Abbiamo finito ora di raccogliere l’umanità
contando i profitti variabili delle vendite di Kalasnikov
costruiti in perfette fabbriche sterilizzate con il ferro
e il fuoco
benedizione di tutte le ultime guerre giuste e sante
- lo dirai questo quando tornerai a parlare? –
che è solo il male che arriva dappertutto
e non puoi parlare
di cose che non conosci
e non hai mai visto i martiri
ma i santi li conosci da sempre, negli affreschi delle chiese
e le figurine dei presepi , malsicure, s’incarnano ammassandosi
in Palestina o in Kossovo
s’inginocchiano per vivere appena
affamati, che nono ritorneranno più in terra
e negli ostaggi
nei bersagli
mobili fra gli stati canaglia e quelli conigli,
lo spread della distruzione di massa, lo stupro etnico,
la nuova collezione di una razza perfetta.

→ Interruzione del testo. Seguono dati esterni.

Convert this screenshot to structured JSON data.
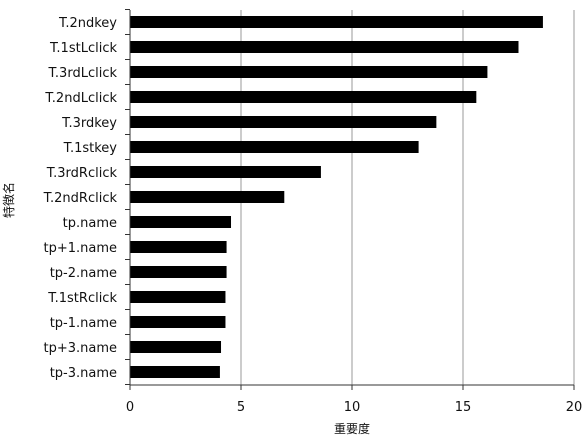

la razza umana è il tuo parente povero
la nutria dei fiumi, il passo della diaspore dietro i monti
il putiferio dei demoni, il vicino che parte di notte
i materassi gettati nei pavimenti di vecchie scuole, la durezza del giudizio
l’organismo perfetto dell’inverno,
qui
o in luoghi mai visitati
le nostre storie scoppiano uomini
fin quanto
non ti concederai – tu – di parlare.